Sit back and enjoy the breakdown video, or you could walk around the room and wave your arms, like Wiffle Piffle…


(Click to enlarge)

working copy-1working copy-2working copy-3 final copy-1final copy-2

(Special thanks to Eric Sack, Bob Jaques and Frank Young for their help.)

13 Comments

  • The scenario, in format, looks a great deal like the one Cabarga reproduces for “The Fresh Vegetable Mystery” in his book.

  • Johnson’s unit over the years tended to be the one focused the most on straight comedy over any sort of sense of drama/menace (as with the Bowsky or Tendlar units) or excess cuteness (as with the Waldman unit — Johnson’s Pudgy cartoons played down the cuteness aspect of the character as much as possible).

    So the strangeness of Wiffle Piffle fits right in there, and when Johnson finally got to work with Popeye in 1939, he immediately began changing Bluto from a more threatening character into one more suited to being the source of comedy, in “It’s the Natural Thing to Do” and “Stealin’ Ain’t Honest”. Your mileage may vary on whether than was an improvement for the better or not, long-term.

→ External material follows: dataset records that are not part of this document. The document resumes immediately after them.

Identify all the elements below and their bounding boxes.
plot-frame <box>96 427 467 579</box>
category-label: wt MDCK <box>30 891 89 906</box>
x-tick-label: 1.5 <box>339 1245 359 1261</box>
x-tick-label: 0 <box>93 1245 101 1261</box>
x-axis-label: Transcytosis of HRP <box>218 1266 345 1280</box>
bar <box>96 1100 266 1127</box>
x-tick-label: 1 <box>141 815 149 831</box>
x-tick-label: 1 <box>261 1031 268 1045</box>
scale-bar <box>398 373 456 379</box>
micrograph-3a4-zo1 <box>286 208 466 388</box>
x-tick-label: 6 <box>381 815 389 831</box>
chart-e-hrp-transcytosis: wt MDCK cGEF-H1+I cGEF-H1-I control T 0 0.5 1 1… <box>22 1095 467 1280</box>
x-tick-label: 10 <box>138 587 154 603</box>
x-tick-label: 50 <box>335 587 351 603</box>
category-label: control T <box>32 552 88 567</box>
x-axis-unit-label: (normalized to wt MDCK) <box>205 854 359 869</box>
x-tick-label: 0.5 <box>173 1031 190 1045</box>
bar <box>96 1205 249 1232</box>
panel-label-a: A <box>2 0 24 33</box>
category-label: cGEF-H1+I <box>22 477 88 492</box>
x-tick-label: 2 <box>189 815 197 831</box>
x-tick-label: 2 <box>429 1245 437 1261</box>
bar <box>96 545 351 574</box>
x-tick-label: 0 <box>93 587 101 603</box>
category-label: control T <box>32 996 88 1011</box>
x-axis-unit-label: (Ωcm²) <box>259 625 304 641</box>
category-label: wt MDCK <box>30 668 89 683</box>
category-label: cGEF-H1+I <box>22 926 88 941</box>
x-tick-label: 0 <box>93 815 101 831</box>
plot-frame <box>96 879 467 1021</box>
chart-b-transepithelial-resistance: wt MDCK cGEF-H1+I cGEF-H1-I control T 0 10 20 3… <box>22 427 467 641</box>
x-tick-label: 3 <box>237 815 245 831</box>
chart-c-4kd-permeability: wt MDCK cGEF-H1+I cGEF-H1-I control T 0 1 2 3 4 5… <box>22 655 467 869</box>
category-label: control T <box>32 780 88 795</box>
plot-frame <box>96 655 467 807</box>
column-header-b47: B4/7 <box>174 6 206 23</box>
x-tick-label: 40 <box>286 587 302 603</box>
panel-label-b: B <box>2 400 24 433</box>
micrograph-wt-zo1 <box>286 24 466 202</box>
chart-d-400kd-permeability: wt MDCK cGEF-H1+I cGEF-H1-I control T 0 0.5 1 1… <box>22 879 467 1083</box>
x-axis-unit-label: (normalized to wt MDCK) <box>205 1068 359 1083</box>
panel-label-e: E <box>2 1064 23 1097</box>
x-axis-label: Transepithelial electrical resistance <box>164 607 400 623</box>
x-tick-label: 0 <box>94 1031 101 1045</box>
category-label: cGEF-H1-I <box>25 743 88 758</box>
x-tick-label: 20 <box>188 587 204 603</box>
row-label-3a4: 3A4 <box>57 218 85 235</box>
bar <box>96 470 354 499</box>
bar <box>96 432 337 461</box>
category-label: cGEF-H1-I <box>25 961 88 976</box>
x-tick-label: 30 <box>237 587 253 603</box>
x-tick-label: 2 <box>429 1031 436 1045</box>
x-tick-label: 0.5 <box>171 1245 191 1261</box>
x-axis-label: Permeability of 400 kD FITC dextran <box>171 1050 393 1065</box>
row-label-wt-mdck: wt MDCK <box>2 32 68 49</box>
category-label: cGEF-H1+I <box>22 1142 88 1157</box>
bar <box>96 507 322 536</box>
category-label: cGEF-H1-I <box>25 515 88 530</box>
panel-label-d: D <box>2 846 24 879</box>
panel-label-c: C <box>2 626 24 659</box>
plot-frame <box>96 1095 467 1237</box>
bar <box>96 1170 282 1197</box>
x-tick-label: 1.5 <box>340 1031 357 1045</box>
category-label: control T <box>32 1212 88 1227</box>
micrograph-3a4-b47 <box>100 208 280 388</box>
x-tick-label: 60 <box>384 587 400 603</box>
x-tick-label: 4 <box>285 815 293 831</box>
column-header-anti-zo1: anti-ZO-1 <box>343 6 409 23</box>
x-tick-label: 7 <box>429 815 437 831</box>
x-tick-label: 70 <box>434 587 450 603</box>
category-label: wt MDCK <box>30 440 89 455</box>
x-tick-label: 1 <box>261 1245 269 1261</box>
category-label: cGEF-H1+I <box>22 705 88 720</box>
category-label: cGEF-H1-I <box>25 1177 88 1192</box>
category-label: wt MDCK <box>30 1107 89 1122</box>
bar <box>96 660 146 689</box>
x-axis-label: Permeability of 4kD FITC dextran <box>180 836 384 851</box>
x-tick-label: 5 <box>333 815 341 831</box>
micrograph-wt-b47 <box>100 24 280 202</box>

  • Wasn’t Wiffle Piffle featured in a Betty Boop cartoon?

  • One of my favorite all-time Paramount cartoon series- “Screen Songs”, thanks for doing a animator breakdown of this cartoon….. I want Thunderbean to do a “Screen Songs” set!

  • Cool! I’m almost at my Screen Song chapter for the book!

  • I wonder how many SCREEN SONG cartoons actually exist in their entirety or how many are now in the public domain. Any comprehensive DVD or Blu-ray set around that series would be welcome, but thanks for the breakdown and description of this little-known gem.

  • I love Wiffle Piffle’s beer dance!

  • Thanks for posting. That was fun. I haven’t seen that one before. It’s been a long time since I’ve caught some new, halfway decent Fleischer animation. And wasn’t that bandleader creepy?

  • I absolutely love Wiffle Piffle. His walk just cracks me up!

    For you completists, Wiffle Piffle also makes a cameo in “Who Framed Roger Rabbit”. You’ll find him in a few frames walking on the studio lot fairly early on in the picture, if I remember correctly.

  • Has anyone realized Wiffle Piffle’s similarity to Egghead in the WB cartoons? Or vice versa.

  • Interesting source for this – up until now we’ve mostly had storyboards from Johnson’s unit plus a couple of typed drafts from David Tendlar’s unit.